気鋭のPV施工店

創電の事業魂

愛知県豊橋市に本拠を構え、太陽光発電所の販売・施工で業績を伸ばす創電。停滞ぎみの市場のムードなどどこ吹く風とばかりに年率30%超の成長を遂げる。同社の強さに迫った。

自社製の架台・基礎を使用した創電の太陽光発電所

国内の太陽光発電市場が縮小に転じ、太陽光関連事業から撤退する販売・施工店が増えてきたが、創電の吉田豊社長は、「これからが本番。やっとチャンスが巡ってきた」と意気軒高だ。

事実、同社はFIT開始からの数年間よりも、2015年頃から発電所建設の受注を伸ばし、いまや年率30%以上の成長を持続。17年7月期は年商10億円を超える勢いである。
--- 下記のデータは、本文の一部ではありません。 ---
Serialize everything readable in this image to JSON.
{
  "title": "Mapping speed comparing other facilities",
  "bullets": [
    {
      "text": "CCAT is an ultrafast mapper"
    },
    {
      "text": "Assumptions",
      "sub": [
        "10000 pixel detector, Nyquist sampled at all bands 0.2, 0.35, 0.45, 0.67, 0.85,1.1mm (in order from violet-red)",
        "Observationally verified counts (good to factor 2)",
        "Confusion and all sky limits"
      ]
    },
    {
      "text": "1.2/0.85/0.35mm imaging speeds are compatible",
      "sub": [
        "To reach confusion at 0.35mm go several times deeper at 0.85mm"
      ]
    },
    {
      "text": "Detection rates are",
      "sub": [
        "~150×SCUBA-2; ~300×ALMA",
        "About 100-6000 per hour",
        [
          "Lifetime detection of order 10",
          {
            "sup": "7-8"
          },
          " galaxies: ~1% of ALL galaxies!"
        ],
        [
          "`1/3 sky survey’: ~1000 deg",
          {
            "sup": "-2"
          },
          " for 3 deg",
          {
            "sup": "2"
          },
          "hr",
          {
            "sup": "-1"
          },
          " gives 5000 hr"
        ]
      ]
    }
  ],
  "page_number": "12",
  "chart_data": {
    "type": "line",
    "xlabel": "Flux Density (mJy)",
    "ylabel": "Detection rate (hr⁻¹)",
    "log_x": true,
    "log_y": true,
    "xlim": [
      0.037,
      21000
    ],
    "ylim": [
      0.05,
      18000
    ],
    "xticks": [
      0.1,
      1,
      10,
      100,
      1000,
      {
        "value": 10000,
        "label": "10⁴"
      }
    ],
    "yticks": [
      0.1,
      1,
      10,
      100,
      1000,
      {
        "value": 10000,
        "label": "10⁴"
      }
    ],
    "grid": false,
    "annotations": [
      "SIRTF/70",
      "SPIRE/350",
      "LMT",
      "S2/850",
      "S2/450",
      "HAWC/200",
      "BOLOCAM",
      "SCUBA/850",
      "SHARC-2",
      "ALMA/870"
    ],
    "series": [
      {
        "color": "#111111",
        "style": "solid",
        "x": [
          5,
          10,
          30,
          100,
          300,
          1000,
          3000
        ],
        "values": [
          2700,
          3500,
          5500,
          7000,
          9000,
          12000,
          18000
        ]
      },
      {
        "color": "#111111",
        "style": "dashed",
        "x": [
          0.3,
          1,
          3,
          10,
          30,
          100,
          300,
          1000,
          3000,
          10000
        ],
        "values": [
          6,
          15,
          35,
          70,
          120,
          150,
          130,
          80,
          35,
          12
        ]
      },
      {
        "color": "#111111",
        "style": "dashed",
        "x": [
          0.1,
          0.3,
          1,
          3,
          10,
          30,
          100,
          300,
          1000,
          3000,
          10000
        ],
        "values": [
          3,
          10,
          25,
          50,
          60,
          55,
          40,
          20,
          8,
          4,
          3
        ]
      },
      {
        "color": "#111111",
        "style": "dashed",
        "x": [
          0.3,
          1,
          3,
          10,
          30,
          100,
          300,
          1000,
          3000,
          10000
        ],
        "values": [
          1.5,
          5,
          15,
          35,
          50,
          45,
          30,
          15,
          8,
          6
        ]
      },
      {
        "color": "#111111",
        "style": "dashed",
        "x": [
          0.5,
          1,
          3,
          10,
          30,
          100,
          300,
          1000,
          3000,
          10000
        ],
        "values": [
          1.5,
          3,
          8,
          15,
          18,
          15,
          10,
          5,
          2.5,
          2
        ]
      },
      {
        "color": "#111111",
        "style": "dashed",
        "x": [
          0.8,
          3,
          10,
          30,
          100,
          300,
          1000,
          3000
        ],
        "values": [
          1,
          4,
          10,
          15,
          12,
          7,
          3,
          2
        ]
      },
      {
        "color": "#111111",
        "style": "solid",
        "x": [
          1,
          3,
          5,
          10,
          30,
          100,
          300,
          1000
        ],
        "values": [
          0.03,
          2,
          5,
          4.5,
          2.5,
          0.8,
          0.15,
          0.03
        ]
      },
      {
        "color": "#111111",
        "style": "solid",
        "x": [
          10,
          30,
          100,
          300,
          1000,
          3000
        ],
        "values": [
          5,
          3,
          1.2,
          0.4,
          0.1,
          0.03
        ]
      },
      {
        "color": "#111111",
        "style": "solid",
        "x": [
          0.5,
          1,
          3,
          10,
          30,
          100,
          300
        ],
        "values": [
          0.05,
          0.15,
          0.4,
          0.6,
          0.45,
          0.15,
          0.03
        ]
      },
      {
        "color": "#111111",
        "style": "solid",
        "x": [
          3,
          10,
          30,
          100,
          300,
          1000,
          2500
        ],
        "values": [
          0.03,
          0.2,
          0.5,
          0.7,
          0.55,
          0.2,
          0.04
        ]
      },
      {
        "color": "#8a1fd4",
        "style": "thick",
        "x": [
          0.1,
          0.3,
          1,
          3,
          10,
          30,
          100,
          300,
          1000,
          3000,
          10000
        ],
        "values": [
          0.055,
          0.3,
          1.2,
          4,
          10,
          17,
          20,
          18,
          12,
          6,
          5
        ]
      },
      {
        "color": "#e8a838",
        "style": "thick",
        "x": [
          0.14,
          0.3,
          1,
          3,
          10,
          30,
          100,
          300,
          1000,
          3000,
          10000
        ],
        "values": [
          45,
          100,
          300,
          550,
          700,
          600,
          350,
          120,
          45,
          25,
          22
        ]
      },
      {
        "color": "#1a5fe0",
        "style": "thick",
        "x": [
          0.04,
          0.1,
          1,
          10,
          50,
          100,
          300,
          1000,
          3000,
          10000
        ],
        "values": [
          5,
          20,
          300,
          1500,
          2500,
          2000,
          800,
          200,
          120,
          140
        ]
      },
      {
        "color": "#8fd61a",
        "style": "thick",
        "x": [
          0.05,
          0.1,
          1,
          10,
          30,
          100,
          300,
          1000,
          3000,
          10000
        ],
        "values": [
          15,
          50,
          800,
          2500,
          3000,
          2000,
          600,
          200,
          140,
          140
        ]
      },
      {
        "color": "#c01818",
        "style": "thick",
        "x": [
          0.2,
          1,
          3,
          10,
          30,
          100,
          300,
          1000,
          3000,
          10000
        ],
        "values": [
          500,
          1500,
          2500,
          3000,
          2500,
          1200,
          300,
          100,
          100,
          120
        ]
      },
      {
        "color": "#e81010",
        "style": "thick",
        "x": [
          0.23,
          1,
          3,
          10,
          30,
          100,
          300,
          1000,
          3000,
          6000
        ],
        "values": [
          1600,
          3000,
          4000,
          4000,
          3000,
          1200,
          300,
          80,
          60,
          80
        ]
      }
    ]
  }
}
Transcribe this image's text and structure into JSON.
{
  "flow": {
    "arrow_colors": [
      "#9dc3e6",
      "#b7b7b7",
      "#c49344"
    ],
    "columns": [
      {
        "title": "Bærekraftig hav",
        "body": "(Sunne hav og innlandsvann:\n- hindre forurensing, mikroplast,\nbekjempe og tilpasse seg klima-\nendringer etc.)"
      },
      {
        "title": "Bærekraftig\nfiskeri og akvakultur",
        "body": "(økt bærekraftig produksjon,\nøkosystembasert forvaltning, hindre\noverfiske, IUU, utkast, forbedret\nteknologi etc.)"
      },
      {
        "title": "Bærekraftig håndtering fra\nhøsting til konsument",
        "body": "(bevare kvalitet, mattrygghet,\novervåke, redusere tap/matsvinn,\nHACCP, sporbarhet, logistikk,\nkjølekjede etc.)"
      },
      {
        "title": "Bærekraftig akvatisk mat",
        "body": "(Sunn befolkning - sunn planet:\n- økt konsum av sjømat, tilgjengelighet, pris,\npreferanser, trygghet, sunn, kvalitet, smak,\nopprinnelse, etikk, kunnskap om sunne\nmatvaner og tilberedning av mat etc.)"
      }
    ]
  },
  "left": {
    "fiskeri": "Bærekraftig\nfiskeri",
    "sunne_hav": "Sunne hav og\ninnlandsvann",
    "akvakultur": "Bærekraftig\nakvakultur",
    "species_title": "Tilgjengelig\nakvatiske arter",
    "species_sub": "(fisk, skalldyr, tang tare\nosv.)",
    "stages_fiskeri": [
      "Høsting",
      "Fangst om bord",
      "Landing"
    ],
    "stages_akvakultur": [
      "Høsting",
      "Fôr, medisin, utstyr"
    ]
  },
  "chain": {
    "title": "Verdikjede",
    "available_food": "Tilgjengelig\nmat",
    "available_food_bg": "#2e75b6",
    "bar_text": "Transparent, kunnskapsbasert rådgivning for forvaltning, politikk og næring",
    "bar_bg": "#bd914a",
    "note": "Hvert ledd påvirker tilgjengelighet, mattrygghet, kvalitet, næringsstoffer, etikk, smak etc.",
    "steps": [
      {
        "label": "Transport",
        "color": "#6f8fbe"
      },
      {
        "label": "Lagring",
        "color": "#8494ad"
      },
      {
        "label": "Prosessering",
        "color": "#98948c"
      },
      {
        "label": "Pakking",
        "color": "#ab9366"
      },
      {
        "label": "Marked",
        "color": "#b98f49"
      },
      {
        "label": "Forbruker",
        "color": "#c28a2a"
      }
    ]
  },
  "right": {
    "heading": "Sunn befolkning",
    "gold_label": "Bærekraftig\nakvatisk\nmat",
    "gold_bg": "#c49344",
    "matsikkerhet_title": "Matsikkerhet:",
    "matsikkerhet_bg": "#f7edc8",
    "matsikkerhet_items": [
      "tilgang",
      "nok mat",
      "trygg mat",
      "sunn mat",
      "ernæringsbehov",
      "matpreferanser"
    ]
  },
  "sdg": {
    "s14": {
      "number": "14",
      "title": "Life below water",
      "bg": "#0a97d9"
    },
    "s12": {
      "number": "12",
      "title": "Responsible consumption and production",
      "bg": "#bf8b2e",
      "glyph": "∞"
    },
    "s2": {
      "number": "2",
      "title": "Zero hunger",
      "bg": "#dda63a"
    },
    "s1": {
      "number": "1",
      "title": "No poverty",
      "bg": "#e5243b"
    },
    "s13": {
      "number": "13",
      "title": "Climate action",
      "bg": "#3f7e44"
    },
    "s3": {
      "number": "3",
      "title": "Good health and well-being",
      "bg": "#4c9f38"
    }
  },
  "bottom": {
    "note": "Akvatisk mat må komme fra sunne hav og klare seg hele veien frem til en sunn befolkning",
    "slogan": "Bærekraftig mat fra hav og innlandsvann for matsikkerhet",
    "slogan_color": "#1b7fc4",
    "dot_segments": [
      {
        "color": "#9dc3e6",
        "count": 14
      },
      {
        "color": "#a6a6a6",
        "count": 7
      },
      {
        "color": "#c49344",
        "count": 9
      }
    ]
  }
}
強さの秘訣は、高度な施工技術とコスト競争力、そして2000棟以上もの太陽光発電設備を設置した実績に裏打ちされた信用力であるが、それらは幾度の苦境を乗り越えた経験から培われたものだった。

1999年に創業し、同社を率いてきた吉田社長が、太陽光発電設備の販売に着手したのは90年代である。吉田社長は当時をこう述懐する。

「私が取り組み始めた頃は、住宅用太陽光発電システムを扱う販売店の販売件数が1社あたり年に1件売れるかどうかという時代でした」。

それでも、創意工夫を凝らしながら、吉田社長は独自の手法で販売実績を伸ばしたが、06年に法人化したときだった。営業部員の力が及ばず7〜8ヵ月全く売れなかった時期もあった。

だが、苦しいときこそ、吉田社長は自ら営業の最前線に立って、太陽光発電システムを販売し、危機を乗り越えている。かつて住宅用太陽光発電システムの補助金が停止し、多くの販売店が撤退を余儀なくされたときも、吉田社長は「危機こそ商機」と社員を鼓舞しながら営業を強化、その結果、売上を伸ばしたのだ。

そんな同社の主力事業は、土地つき低圧太陽光発電所の販売・施工である。パネル出力70kWの過積載設計を施した低圧太陽光発電所を、10%以上の表面利回りを提示して投資家に拡販している。

とくにユーザーに好評なのが、施工品質の高さだ。同社は安全を念頭に、配線の取り回しやパネルの系統割り、マイクロクラック対策から漏電・防水・防汚対策までこだわり、オリジナル架台・基礎を使用する徹底ぶりだ。吉田社長は自らメーカー施工IDを取得するなど、施工への力の入れ方は目を見張るものがある。